There are at least 4 well defined histiocytic proliferative disorders that have been recognized in dogs. These disorders represent a frustrating group of diseases because it may be difficult to differentiate them from granulomatous, reactive inflammatory disorders or from lympho-proliferative diseases in regular paraffin sections. The clinical presentation and behavior and responsiveness to therapy vary tremendously between the syndromes observed. Canine cutaneous histiocytoma usually occurs as a single lesion in young dogs and spontaneously regresses. Cutaneous histiocytosis (CH) presents with single or multiple lesions, which tend to wax and wane, and may even spontaneously regress. Few cases respond to corticosteroids, the remainder persist and may require more aggressive immunosuppressive therapy. Systemic histiocytosis (SH) is a familial disease of Bernese Mountain Dogs and also occurs sporadically in other breeds. SH presents with prominent skin manifestations identical to those seen in CH, but mucous membranes (ocular and nasal) and a variety of other organ systems, including lymphoid organs, lung, and bone marrow may also be involved. Although the lesions may wax and wane, SH is a progressive disease that often requires continuous immunosuppressive therapy. Histiocytic sarcoma and malignant histiocytosis (MH) occur with high incidence in Bernese Mountain Dogs, Rottweilers , Flat Coat Retrievers, Golden Retrievers and sporadically in many other breeds. Histiocytic sarcomas occur as localized lesions in spleen, lymph nodes, lung, bone marrow, skin and subcutis, brain, and periarticular tissue of large appendicular joints. Histiocytic sarcomas can also occur as multiple lesions in single organs (especially spleen), and rapidly disseminate to involve multiple organs. Hence, disseminated histiocytic sarcoma is difficult to distinguish from MH, which is a multi-system, rapidly progressive disease in which there is simultaneous involvement of multiple organs such as spleen, lymph nodes, lung, bone marrow, skin and subcutis. Response of histiocytic sarcomas and MH to chemotherapy is at best brief.

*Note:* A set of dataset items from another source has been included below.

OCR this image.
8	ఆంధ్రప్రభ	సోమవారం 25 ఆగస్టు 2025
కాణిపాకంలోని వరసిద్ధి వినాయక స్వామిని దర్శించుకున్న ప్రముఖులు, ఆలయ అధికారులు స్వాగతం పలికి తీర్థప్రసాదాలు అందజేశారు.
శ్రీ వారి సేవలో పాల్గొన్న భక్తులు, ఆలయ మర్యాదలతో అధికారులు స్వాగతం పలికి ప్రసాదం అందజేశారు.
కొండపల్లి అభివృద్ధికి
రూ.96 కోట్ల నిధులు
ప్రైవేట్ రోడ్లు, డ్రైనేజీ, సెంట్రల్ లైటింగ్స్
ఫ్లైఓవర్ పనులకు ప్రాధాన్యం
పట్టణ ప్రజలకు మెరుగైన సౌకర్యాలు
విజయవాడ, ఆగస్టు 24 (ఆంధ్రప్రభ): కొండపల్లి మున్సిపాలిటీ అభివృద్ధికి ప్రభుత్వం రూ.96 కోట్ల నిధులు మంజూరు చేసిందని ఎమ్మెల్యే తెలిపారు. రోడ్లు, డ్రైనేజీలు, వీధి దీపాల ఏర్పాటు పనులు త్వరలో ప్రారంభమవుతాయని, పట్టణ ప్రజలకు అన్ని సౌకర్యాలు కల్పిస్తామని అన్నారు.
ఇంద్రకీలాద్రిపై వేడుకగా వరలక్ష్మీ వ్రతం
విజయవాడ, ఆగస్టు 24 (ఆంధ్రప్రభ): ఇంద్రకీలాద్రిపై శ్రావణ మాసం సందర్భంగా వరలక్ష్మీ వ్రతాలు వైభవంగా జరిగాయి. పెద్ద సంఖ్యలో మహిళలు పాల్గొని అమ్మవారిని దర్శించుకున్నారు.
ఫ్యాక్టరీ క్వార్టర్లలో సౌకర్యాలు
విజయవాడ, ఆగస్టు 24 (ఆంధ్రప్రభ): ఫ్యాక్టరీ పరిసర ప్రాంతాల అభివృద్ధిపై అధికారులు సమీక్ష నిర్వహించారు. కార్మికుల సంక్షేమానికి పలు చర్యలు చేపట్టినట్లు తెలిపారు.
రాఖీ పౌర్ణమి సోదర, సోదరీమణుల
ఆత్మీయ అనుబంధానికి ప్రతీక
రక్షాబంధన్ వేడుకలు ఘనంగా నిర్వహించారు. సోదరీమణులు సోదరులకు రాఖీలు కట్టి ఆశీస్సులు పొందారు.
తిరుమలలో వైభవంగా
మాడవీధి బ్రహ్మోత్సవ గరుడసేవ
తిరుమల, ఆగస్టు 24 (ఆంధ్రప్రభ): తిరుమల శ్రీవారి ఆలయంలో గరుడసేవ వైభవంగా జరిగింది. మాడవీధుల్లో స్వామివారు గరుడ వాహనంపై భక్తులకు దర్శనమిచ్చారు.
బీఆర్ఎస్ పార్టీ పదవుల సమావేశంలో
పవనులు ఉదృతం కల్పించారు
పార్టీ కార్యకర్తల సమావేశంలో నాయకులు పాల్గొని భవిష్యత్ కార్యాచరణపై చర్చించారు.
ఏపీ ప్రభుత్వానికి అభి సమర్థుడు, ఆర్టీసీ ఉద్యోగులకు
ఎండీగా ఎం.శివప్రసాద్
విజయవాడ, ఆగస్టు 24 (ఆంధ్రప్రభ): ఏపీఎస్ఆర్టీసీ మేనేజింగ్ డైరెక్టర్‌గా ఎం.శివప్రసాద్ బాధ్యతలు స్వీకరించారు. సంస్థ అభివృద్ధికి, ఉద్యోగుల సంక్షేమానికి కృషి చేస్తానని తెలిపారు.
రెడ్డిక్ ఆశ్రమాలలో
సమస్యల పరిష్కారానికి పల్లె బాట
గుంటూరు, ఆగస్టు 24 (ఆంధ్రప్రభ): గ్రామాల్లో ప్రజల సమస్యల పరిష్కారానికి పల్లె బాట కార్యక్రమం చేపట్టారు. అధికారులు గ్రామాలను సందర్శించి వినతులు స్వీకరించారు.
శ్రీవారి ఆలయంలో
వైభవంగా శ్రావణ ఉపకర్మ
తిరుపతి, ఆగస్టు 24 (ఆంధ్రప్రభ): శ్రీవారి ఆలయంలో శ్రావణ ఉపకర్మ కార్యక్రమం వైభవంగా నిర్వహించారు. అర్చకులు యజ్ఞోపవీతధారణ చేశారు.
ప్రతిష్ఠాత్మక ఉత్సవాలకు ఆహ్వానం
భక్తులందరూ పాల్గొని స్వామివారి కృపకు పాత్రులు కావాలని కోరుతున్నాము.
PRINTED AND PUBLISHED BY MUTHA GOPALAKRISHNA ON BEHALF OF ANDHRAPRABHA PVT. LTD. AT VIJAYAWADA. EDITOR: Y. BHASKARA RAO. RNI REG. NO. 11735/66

An Overview of Cell Marker Studies in Canine Histiocytic Disease
The development of canine specific monoclonal antibodies for many of the functionally important molecules on macrophages and DC has enabled the identification of the cell lineages involved in canine histiocytic disorders. Despite the large variation of clinical and pathological features of canine histiocytic diseases, the majority represent proliferations of cells of various DC lineages. Histiocytes in cutaneous histiocytoma express markers characteristic of epidermal Langerhans cells such as CD1, CD11c, MHC class II, and E-cadherin, but not Thy-1 or CD4. This disease is a localized, regressing Langerhans cell histiocytosis. Aberrant cases of histiocytoma which behave more aggressively have been observed; these cases are uncommon and behave more like some forms of human Langerhans cell histiocytosis. Cutaneous and systemic histiocytosis involve proliferation of activated interstitial DC (e.g. dermal DC in skin); these cells express CD1, CD11c, MHC class II, Thy-1 and CD4. Histiocytic sarcomas (and MH) have more varied and obscure origins. Splenic histiocytic sarcomas largely arise from cells sharing the phenotype of interdigitating DC of the white pulp and express prominent CD1, CD11c, and MHC class II. Hemophagocytic histiocytic sarcomas of spleen (and bone marrow) arise from cells sharing the phenotype of splenic red pulp (and bone marrow) macrophages (prominent CD11d expression and low expression of CD1 and CD11c). Periarticular histiocytic sarcoma likely arise from subsynovial perivascular DC which are interstitial type DC; in contrast synovial lining cells (type A cells) express markers shared by macrophages (prominent CD11b and moderate MHC class II expression, lack of CD11c and CD1 expression). Histiocytic sarcomas of lung have more obscure origins, but prominently express CD1, CD11c and MHC class II, a phenotype expected of the DC lineage.